Questo nuovo modo di vivere la casa ha sicuramente influenzato i consumi. Tra le nuove tendenze si segnalano la grande attenzione ai prodotti legati all’home office (con richiesta in particolare delle sedute per ufficio ergonomiche e di piccole scrivanie), alla cucina, ai segmenti del comfort (dai materassi agli imbottiti) e ai mobili per esterni. Sono richiesti mobili flessibili/trasformabili (per esempio dalla libreria trasformabile in un letto ai divani dalla nuova struttura fatta di componenti modulari non rigidamente fissati l’uno all’altro). Emerge inoltre, una crescente attenzione all’ecosostenibilità e una preferenza per materiali naturali (legni con essenze che lasciano trasparire le venature, trattati con prodotti senza formaldeide e vernici all’acqua prive di composti organici volatili).

La pandemia ha anche impresso una forte accelerazione delle vendite attraverso e-commerce.
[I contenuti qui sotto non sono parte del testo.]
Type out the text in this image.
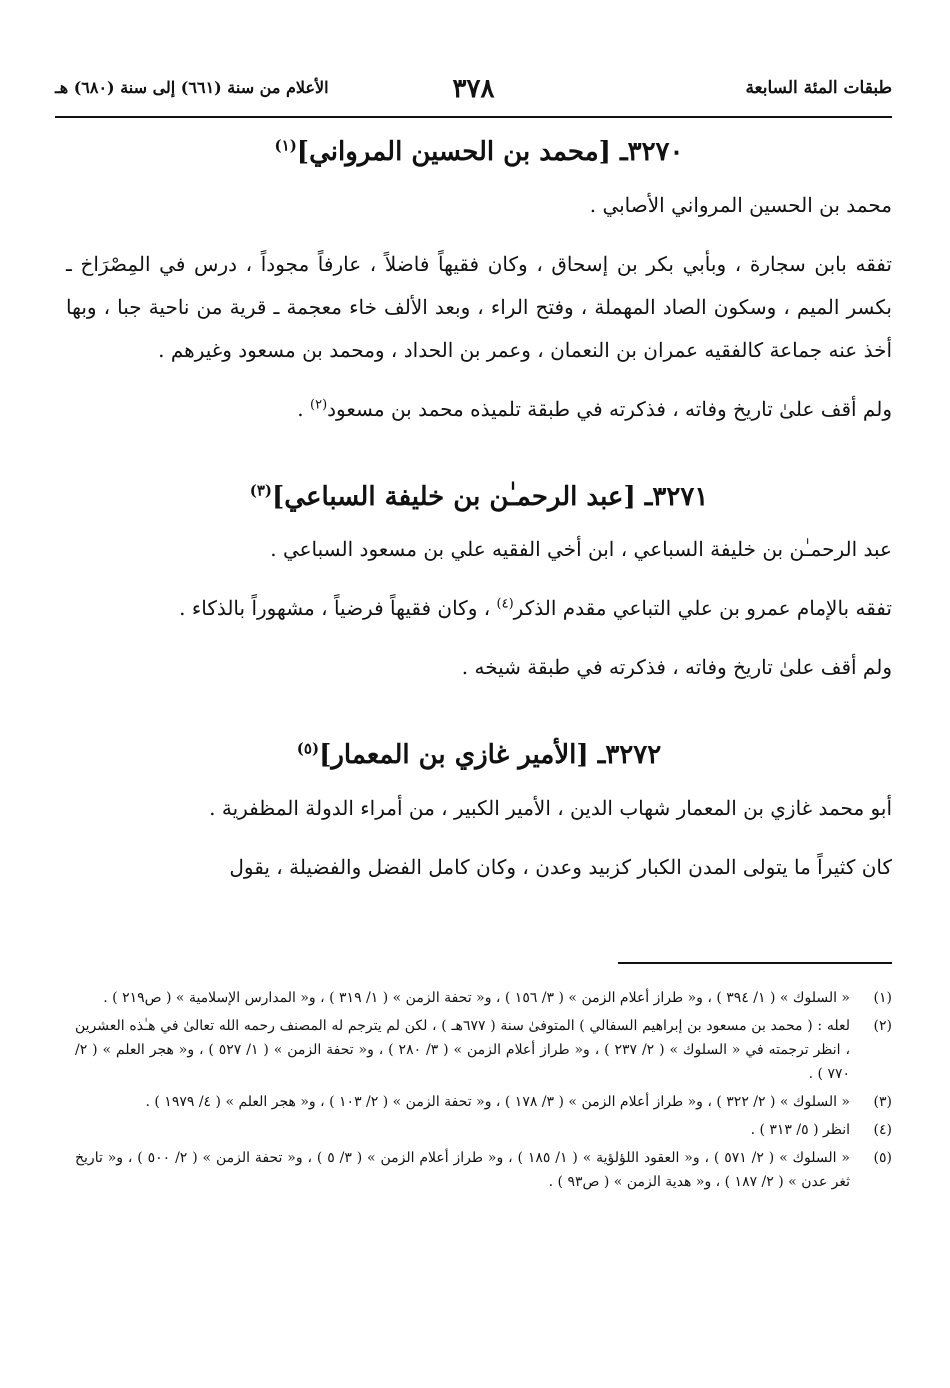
طبقات المئة السابعة
٣٧٨
الأعلام من سنة (٦٦١) إلى سنة (٦٨٠) هـ
٣٢٧٠ـ [محمد بن الحسين المرواني]$^{(١)}$

محمد بن الحسين المرواني الأصابي .

تفقه بابن سجارة ، وبأبي بكر بن إسحاق ، وكان فقيهاً فاضلاً ، عارفاً مجوداً ، درس في المِصْرَاخ ـ بكسر الميم ، وسكون الصاد المهملة ، وفتح الراء ، وبعد الألف خاء معجمة ـ قرية من ناحية جبا ، وبها أخذ عنه جماعة كالفقيه عمران بن النعمان ، وعمر بن الحداد ، ومحمد بن مسعود وغيرهم .

ولم أقف علىٰ تاريخ وفاته ، فذكرته في طبقة تلميذه محمد بن مسعود$^{(٢)}$ .

٣٢٧١ـ [عبد الرحمـٰن بن خليفة السباعي]$^{(٣)}$

عبد الرحمـٰن بن خليفة السباعي ، ابن أخي الفقيه علي بن مسعود السباعي .

تفقه بالإمام عمرو بن علي التباعي مقدم الذكر$^{(٤)}$ ، وكان فقيهاً فرضياً ، مشهوراً بالذكاء .

ولم أقف علىٰ تاريخ وفاته ، فذكرته في طبقة شيخه .

٣٢٧٢ـ [الأمير غازي بن المعمار]$^{(٥)}$

أبو محمد غازي بن المعمار شهاب الدين ، الأمير الكبير ، من أمراء الدولة المظفرية .

كان كثيراً ما يتولى المدن الكبار كزبيد وعدن ، وكان كامل الفضل والفضيلة ، يقول

(١)
« السلوك » ( ١/ ٣٩٤ ) ، و« طراز أعلام الزمن » ( ٣/ ١٥٦ ) ، و« تحفة الزمن » ( ١/ ٣١٩ ) ، و« المدارس الإسلامية » ( ص٢١٩ ) .
(٢)
لعله : ( محمد بن مسعود بن إبراهيم السفالي ) المتوفىٰ سنة ( ٦٧٧هـ ) ، لكن لم يترجم له المصنف رحمه الله تعالىٰ في هـٰذه العشرين ، انظر ترجمته في « السلوك » ( ٢/ ٢٣٧ ) ، و« طراز أعلام الزمن » ( ٣/ ٢٨٠ ) ، و« تحفة الزمن » ( ١/ ٥٢٧ ) ، و« هجر العلم » ( ٢/ ٧٧٠ ) .
(٣)
« السلوك » ( ٢/ ٣٢٢ ) ، و« طراز أعلام الزمن » ( ٣/ ١٧٨ ) ، و« تحفة الزمن » ( ٢/ ١٠٣ ) ، و« هجر العلم » ( ٤/ ١٩٧٩ ) .
(٤)
انظر ( ٥/ ٣١٣ ) .
(٥)
« السلوك » ( ٢/ ٥٧١ ) ، و« العقود اللؤلؤية » ( ١/ ١٨٥ ) ، و« طراز أعلام الزمن » ( ٣/ ٥ ) ، و« تحفة الزمن » ( ٢/ ٥٠٠ ) ، و« تاريخ ثغر عدن » ( ٢/ ١٨٧ ) ، و« هدية الزمن » ( ص٩٣ ) .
Per il futuro si ritiene che i consumi di mobili si rafforzeranno nel corso del biennio successivo (tasso medio annuo di oltre il 4%), trainati dalla ripresa degli interventi di riqualificazione edilizia e dalla maggior attenzione per l’ambiente domestico, diventato anche luogo di lavoro e di studio. Un buon uso dei fondi del Next Generation EU dovrebbe fornire un ulteriore forte impulso agli investimenti pubblici e privati. Il rimbalzo interesserà in modo differenziato i diversi prodotti inclusi nell’aggregato del mobile. Allo stato attuale, si ritiene probabile che si debba attendere il 2023 per avvicinarsi ai livelli di consumo precedenti la pandemia.

 

 

 

In apertura e nel testo, Hybrid, l'eclettica collezione di art de la table, disegnata dallo studio Ctrlzak (Katia Meneghini e Thanos Zakopoulos) per Seletti, che si amplia per restituire un ideale viaggio tra continenti alla scoperta di diverse culture. Se la nascita della linea ha rappresentato l’attrazione tra Oriente e Occidente, coniugando la tradizione della porcellana cinese a quella europea, l'evoluzione ‘Hybrid. One World, One Future’ abbraccia anche Africa, Centro e Sud America e Sud Asia. Una collezione di piatti, ciotole, tazze e vasi in ceramica  materiale che unisce idealmente tutte le culture – che grazie alla commistione di stili e mondi diversi cambia il modo di vedere le cose.